Thursday, November 1, 2012

(Background) What is Electrophoresis?


 

1. What is Electrophoresis?

The speed of migration of molecules in an aqueous medium under an applied electric field depends on the size and charge of the molecule. This phenomenon, which is called electrophoresis, may be used to separate a mixture of molecules into its components.

2. What are its applications?

Electrophoresis has a wide range of applications. Gel electrophoresis is a standard procedure in molecular biology. The separation medium is a porous gel permeated by an electrolyte (a salt solution). A drop of the sample is placed on the gel and an electric voltage is applied. The gel may be stained later to make specific components visible. In this way biologists “run a gel” to discover for example which proteins are present or absent when certain genes are expressed. We have all heard of “DNA fingerprinting” or the “Human Genome Project”. These applications use electrophoresis to sort DNA by size (see The figure on left, from Agilent technologies)

3. What is Capillary Electrophoresis?

Capillary Electrophoresis (CE) is the modern way of “running a gel”. In CE instead of using a porous network permeated by an electrolyte as the molecular race track one uses a single micro-capillary filled with an electrolyte that connects reservoirs at either end. The capillary must be very narrow 25-75 micron internal diameter is commonly used.

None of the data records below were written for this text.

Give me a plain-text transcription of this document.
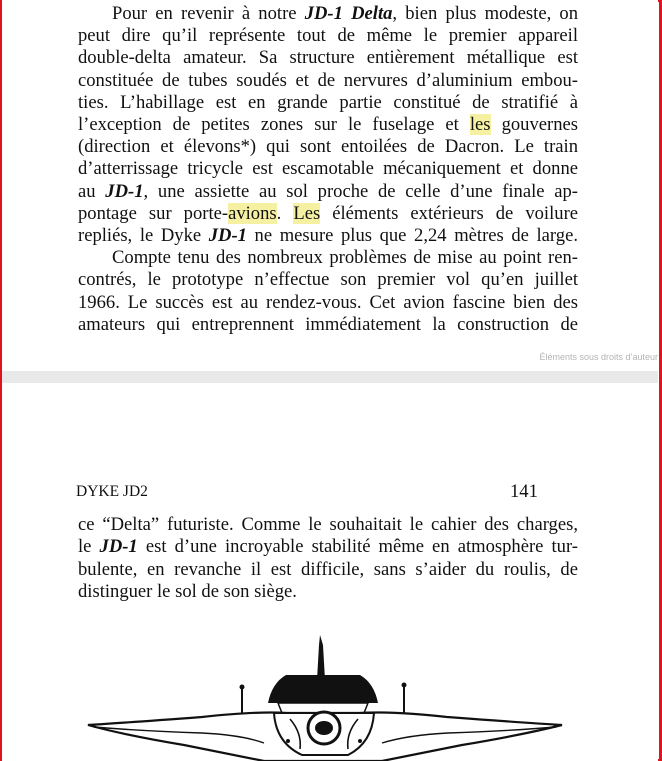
Pour en revenir à notre JD-1 Delta, bien plus modeste, on
peut dire qu’il représente tout de même le premier appareil
double-delta amateur. Sa structure entièrement métallique est
constituée de tubes soudés et de nervures d’aluminium embou-
ties. L’habillage est en grande partie constitué de stratifié à
l’exception de petites zones sur le fuselage et les gouvernes
(direction et élevons*) qui sont entoilées de Dacron. Le train
d’atterrissage tricycle est escamotable mécaniquement et donne
au JD-1, une assiette au sol proche de celle d’une finale ap-
pontage sur porte-avions. Les éléments extérieurs de voilure
repliés, le Dyke JD-1 ne mesure plus que 2,24 mètres de large.
Compte tenu des nombreux problèmes de mise au point ren-
contrés, le prototype n’effectue son premier vol qu’en juillet
1966. Le succès est au rendez-vous. Cet avion fascine bien des
amateurs qui entreprennent immédiatement la construction de
Éléments sous droits d’auteur
DYKE JD2	141
ce “Delta” futuriste. Comme le souhaitait le cahier des charges,
le JD-1 est d’une incroyable stabilité même en atmosphère tur-
bulente, en revanche il est difficile, sans s’aider du roulis, de
distinguer le sol de son siège.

Larger diameters result in poor separation due to excessive Joule heating, convective mixing of the fluid and other effects. A UV light source and photodetector near one end of the capillary picks up the signal as a series of peaks and troughs that correspond to modulation of the UV intensity due to adsorption by sample components.

 

4. What are the different modes of CE?

The simplest kind of separation in CE is Zone Electrophoresis. Here molecules migrate in response to an applied electric field and separate into zones by virtue of their different electrophoretic mobilitiies. Usually the migration of the molecules is accompanied by a bulk flow of the fluid in the capillary (electroosmotic flow) because of electrostatic charge on the capillary wall. The electroosmotic flow causes both positive and negative components in the sample to drift in the same direction and therefore pass through a single detector near the capillary exit. Another kind of separation that is used for proteins is known as isoelectric focussing. Here an electric field and a pH gradient are simultaneously applied across the capillary. Proteins have the property that their charge depends on the pH of the surrounding medium. Therefore they move to the location where the pH is such that the charge is neutral (the iso-electric point of the protein). In iso-tachophoresis all sample components actually move at the same velocity but arrange themselves in layers with the ordering depending on the mobility of the ions.

 

5. What are the advantages of CE?

The main advantage of CE is that wet chemistry can be done via fluidic circuits on glass or silicon chips in the same way that digital electronics is done today. Many biochemical protocols (such as genome sequencing) call for a series of chemical operations repeated a vast number of times. Therefore, miniaturization provides the usual advantages of scalability and parallelization that drove the semiconductor revolution in the last century. However, such a “Lab on a Chip” that performs complex biochemistry in a miniaturized automated setting is in its infancy when compared to the vastly developed semiconductor chip. Practical, albeit quite simple on chip CE systems are sold commercially by some biotech companies such as Caliper.

 

6. What is the role of mathematical modeling in CE?

The design issues in CE are similar to the questions that arise in optical systems such as the microscope. Just as for a microscope one is interested in the minimum achievable angular resolution, in a CE system we would like to know the smallest difference in mobilities of molecules that may be detected. An ideal microscope should be “diffraction limited”, that is, it has the best optical performance that is possible under the constraint that light is a wave and undergoes diffraction. Likewise, an ideal CE system is “diffusion limited” that is, the resolution is as good as it can be, given the constraint that concentration peaks spread due to the diffusivity of molecules. In a microscope, there are a host of phenomena: spherical aberration, chromatic aberration etc. that stands in the way of designing a diffraction limited instrument. Likewise in CE, there are phenomena such as Taylor dispersion, Electromigration Dispersion etc. that stand in the way of achieving a diffusion limited performance. The only difference is that in designing a microscope one needs to understand the physics of light propagation through media whereas in CE the relevant physics has to do with fluid flow and transport in an ionic medium.

 

7. Where can I learn more about this?

There are a number of textbooks (such as Electrophoresis: a survey of techniques and applications, Handbook of capillary electrophoresis and The dynamics of electrophoresis) devoted to capillary electrophoresis. If you are interested in the mathematical modeling aspects of it you may want to start with the review, Electrokinetic flow and dispersion in capillary electrophoresis (if your home is in engineering) or Fluid mechanics of electroosmotic flow and its effect on band broadening in capillary electrophoresis (if your home is in chemistry). There are a number of broader reviews (like Engineering flows in small devices by H.Stone, Microfluidics: Fluid physics at the nanoliter scale by TM Squires and SR Quake) on the physics and mathematics of microfluidic systems that you may also look into.